La atención de Kimberly se desvió de él mientras subía la escalera de madera al segundo piso. El área se abría a un dormitorio con una cama de hierro forjado negro en el centro, con un colchón firme. Junto a ella había un armario de madera, y cerca de la ventana, un escritorio y una silla formaban una oficina improvisada, con una lámpara.
Se acercó al armario, lo abrió y encontró varios juegos de sábanas y edredones impecables. Cambió la ropa de cama vieja por un juego nuevo y abrió las ventanas para dejar entrar el aire fresco. Tumbada en la cama grande, apoyó la cabeza en el brazo y contempló la tranquila noche. La brisa fresca hacía crujir las hojas y el cielo estaba cubierto de estrellas. Con un suave suspiro, se relajó aún más, entrecerrando los ojos mientras contemplaba la tranquila belleza.
Tenía que admitir que Chris sabía cómo disfrutar de la vida. Construir una casa de madera en un entorno así, en medio de unas vistas impresionantes y una tranquilidad absoluta, era un lujo en sí mismo. Incluso la soledad aquí tenía un efecto curativo, aliviando la fatiga tanto del cuerpo como del espíritu.

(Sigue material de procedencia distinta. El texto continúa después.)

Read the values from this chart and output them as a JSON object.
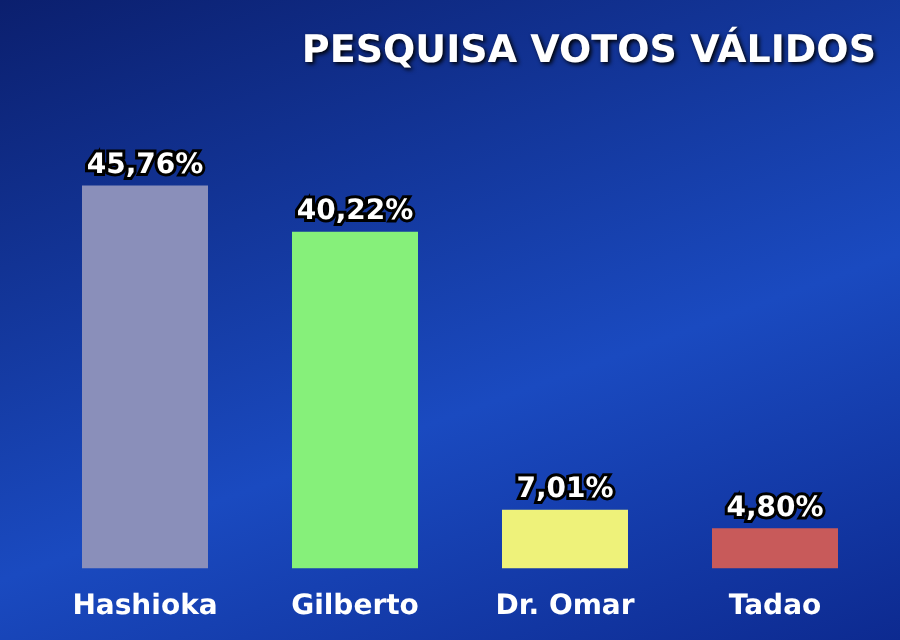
{
  "chart_data": {
    "type": "bar",
    "title": "PESQUISA VOTOS VÁLIDOS",
    "categories": [
      "Hashioka",
      "Gilberto",
      "Dr. Omar",
      "Tadao"
    ],
    "values": [
      45.76,
      40.22,
      7.01,
      4.8
    ],
    "colors": [
      "#8a8fba",
      "#86f07a",
      "#eef27a",
      "#c85a5a"
    ],
    "value_labels": [
      "45,76%",
      "40,22%",
      "7,01%",
      "4,80%"
    ],
    "legend": false
  }
}
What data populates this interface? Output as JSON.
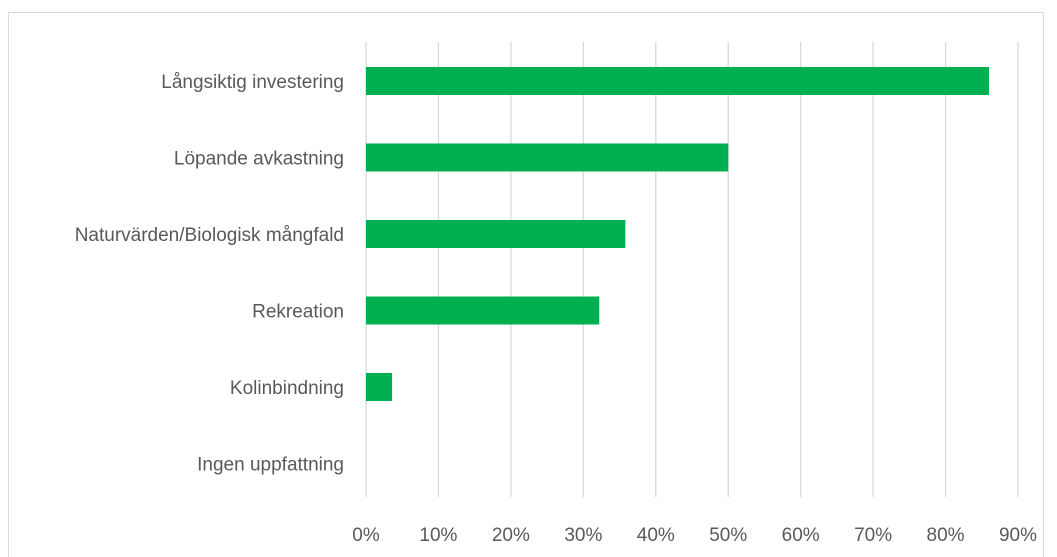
{
  "chart_data": {
    "type": "bar",
    "orientation": "horizontal",
    "categories": [
      "Långsiktig investering",
      "Löpande avkastning",
      "Naturvärden/Biologisk mångfald",
      "Rekreation",
      "Kolinbindning",
      "Ingen uppfattning"
    ],
    "values": [
      0.86,
      0.5,
      0.358,
      0.322,
      0.036,
      0.0
    ],
    "xlim": [
      0,
      0.9
    ],
    "x_ticks": [
      0,
      0.1,
      0.2,
      0.3,
      0.4,
      0.5,
      0.6,
      0.7,
      0.8,
      0.9
    ],
    "x_tick_labels": [
      "0%",
      "10%",
      "20%",
      "30%",
      "40%",
      "50%",
      "60%",
      "70%",
      "80%",
      "90%"
    ],
    "grid": true,
    "legend": "none",
    "bar_color": "#00b050",
    "grid_color": "#d9d9d9",
    "title": "",
    "xlabel": "",
    "ylabel": ""
  }
}
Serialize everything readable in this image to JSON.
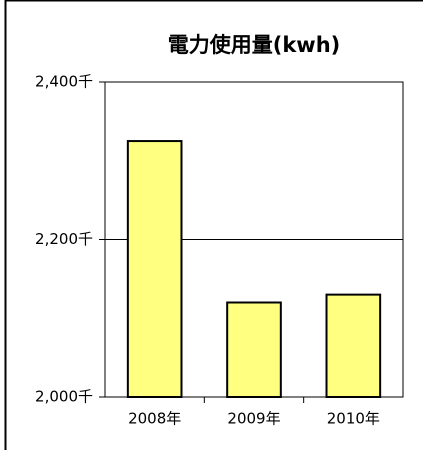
{
  "chart_data": {
    "type": "bar",
    "title": "電力使用量(kwh)",
    "categories": [
      "2008年",
      "2009年",
      "2010年"
    ],
    "values": [
      2325,
      2120,
      2130
    ],
    "color": "#ffff80",
    "ylim": [
      2000,
      2400
    ],
    "yticks": [
      {
        "value": 2000,
        "label": "2,000千"
      },
      {
        "value": 2200,
        "label": "2,200千"
      },
      {
        "value": 2400,
        "label": "2,400千"
      }
    ],
    "grid": true
  }
}
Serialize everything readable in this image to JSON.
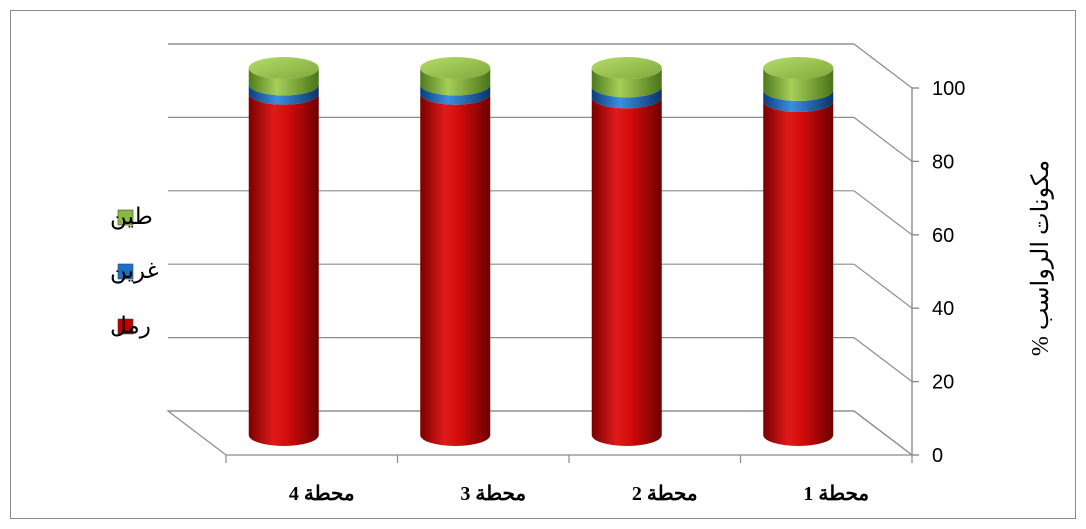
{
  "chart_data": {
    "type": "bar",
    "stacked": true,
    "three_d": true,
    "categories": [
      "محطة 1",
      "محطة 2",
      "محطة 3",
      "محطة 4"
    ],
    "series": [
      {
        "name": "رمل",
        "values": [
          91,
          92,
          93,
          93
        ],
        "color": "#c00000"
      },
      {
        "name": "غرين",
        "values": [
          3,
          3,
          2.5,
          2.5
        ],
        "color": "#1f6fc5"
      },
      {
        "name": "طين",
        "values": [
          6,
          5,
          4.5,
          4.5
        ],
        "color": "#8db83f"
      }
    ],
    "ylabel": "مكونات الرواسب %",
    "ylim": [
      0,
      100
    ],
    "yticks": [
      0,
      20,
      40,
      60,
      80,
      100
    ],
    "grid": true,
    "legend_position": "left",
    "axis_side": "right",
    "category_order": "right-to-left"
  }
}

El profundo silencio calmó gradualmente a Kimberly, llevándola suavemente hacia el sueño.
De repente, unos pasos la despertaron. Abrió los ojos y vio a Chris subir las escaleras con una bandeja. Al ver su mirada, le dedicó una sonrisa.
«He hecho unos sándwiches. ¿Quieres uno antes de acostarte?».
Kimberly se quedó pensativa un momento, confusa al principio, pero el aroma seductor la atrajo rápidamente. Asintió con entusiasmo.
«Claro».
Se sentaron en el escritorio, cada uno con un plato delante. La comida era sencilla (sándwiches de tomate y huevo), pero la saborearon como si fuera el mejor banquete.
La satisfacción se notaba en el ambiente. A Kimberly le pareció increíblemente deliciosa la comida y se terminaron hasta el último bocado. Cuando sus miradas se cruzaron, se rieron juntos. Para ellos, esta simple alegría era un verdadero tesoro. El único inconveniente de este lugar perfecto era la falta de un baño privado.
Kimberly se las arregló para sonreír, con la mirada perdida en el manantial natural de agua caliente que tenía la profundidad de sus hombros. Luego miró al hombre que estaba cerca, de espaldas a ella, dejándola brevemente sin habla.
«Menos mal que este manantial se calienta de forma natural. De lo contrario, ¿cómo me las arreglaría para bañarme? Chris, ¿no se te ocurrió incluir un baño cuando construiste este lugar?».
Era la primera vez que se bañaba en un entorno tan expuesto. Sin Chris cerca para vigilarla, se habría sentido completamente vulnerable. Después de todo, no estaban solos en la isla: también deambulaban sirvientes, encargados de vigilar el antiguo castillo. Imagínese la vergüenza si alguien se toparara con ella durante el baño.